Talk given on NLP at the Elasticsearch meetup in Berlin in February 2017. Discusses word embeddings for product classification, generation of product descriptions and chat bots.
08448380779 Call Girls In Greater Kailash - I Women Seeking Men
Applying NLP to product comparison at visual meta
1. Applying NLP to Product Comparison at Visual Meta
1
Ross Turner
Elasticsearch Meetup Berlin 22/02/17
2. Overview
Product Comparison on the Visual Meta Platform1
Applying NLP to Product Comparison
Using NLP to Maintain a Product Catalogue2
Making Product Discovery Conversational3
2
3. About Me
Previously…
• Researcher in Natural Language Generation (NLG)

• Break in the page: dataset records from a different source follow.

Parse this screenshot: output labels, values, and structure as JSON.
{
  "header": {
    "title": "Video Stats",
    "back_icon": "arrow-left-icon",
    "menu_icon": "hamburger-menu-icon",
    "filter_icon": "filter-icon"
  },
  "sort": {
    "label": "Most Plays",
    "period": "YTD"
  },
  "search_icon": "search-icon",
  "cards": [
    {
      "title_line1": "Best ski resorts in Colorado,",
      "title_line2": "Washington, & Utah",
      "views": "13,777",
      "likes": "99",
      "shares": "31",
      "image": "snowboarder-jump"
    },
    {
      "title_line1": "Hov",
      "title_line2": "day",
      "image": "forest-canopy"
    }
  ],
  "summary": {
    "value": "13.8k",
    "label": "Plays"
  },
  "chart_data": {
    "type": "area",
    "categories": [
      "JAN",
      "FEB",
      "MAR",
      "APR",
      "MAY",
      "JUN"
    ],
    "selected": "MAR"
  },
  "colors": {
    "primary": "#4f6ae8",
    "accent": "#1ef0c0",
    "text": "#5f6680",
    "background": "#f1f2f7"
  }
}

• Software Engineer on Local Search
• Co-founder and Principal Engineer at an NLG Start Up
Currently…
• Engineering Head at Visual Meta
5. Product Comparison at Visual Meta
‘All shops, one site’
• Online marketing platform with
shopping portals in 12 different
countries
• 3 brands: Ladenzeile, ShopAlike,
UmSóLugar
• 100,000,000+ items
• 6,000+ partner shops
6. Faceted Search at Visual Meta
Discover fashion, furniture and
more….
• 800,000 platform visits per day
• 80 filter types across 21
categories
• Currently porting filter search
to ElasticSearch
7. Maintaining a Product Catalogue at Visual Meta
Product feeds are continuously synced from partner shops:
• Feed items must be categorised in order to be discoverable on the platform
We want to:
• Identify all variants of a product
• Compare offers across shops
• Make it easy for our for users to browse through millions of products
Model Colour Memory
Apple iPhone 6s Space Grey 32GB
Apple iPhone 6s Space Grey 128GB
Apple iPhone 6s Gold 32GB
Apple iPhone 6s Gold 128GB
Apple iPhone 6s Rose Gold 32GB
Apple iPhone 6s Rose Gold 128GB
Apple iPhone 6s Silver 32GB
Apple iPhone 6s Silver 128GB
9. String Matching
Index item names and descriptions, query product variant tag names against the index
Lucene query:
• +(Name:apple Description:apple) +(Name:iphone Description:iphone) +(Name:6s Description:6s)
+(Name:16gb Description:16gb) +(Name:space Description:space) +(Name:grey)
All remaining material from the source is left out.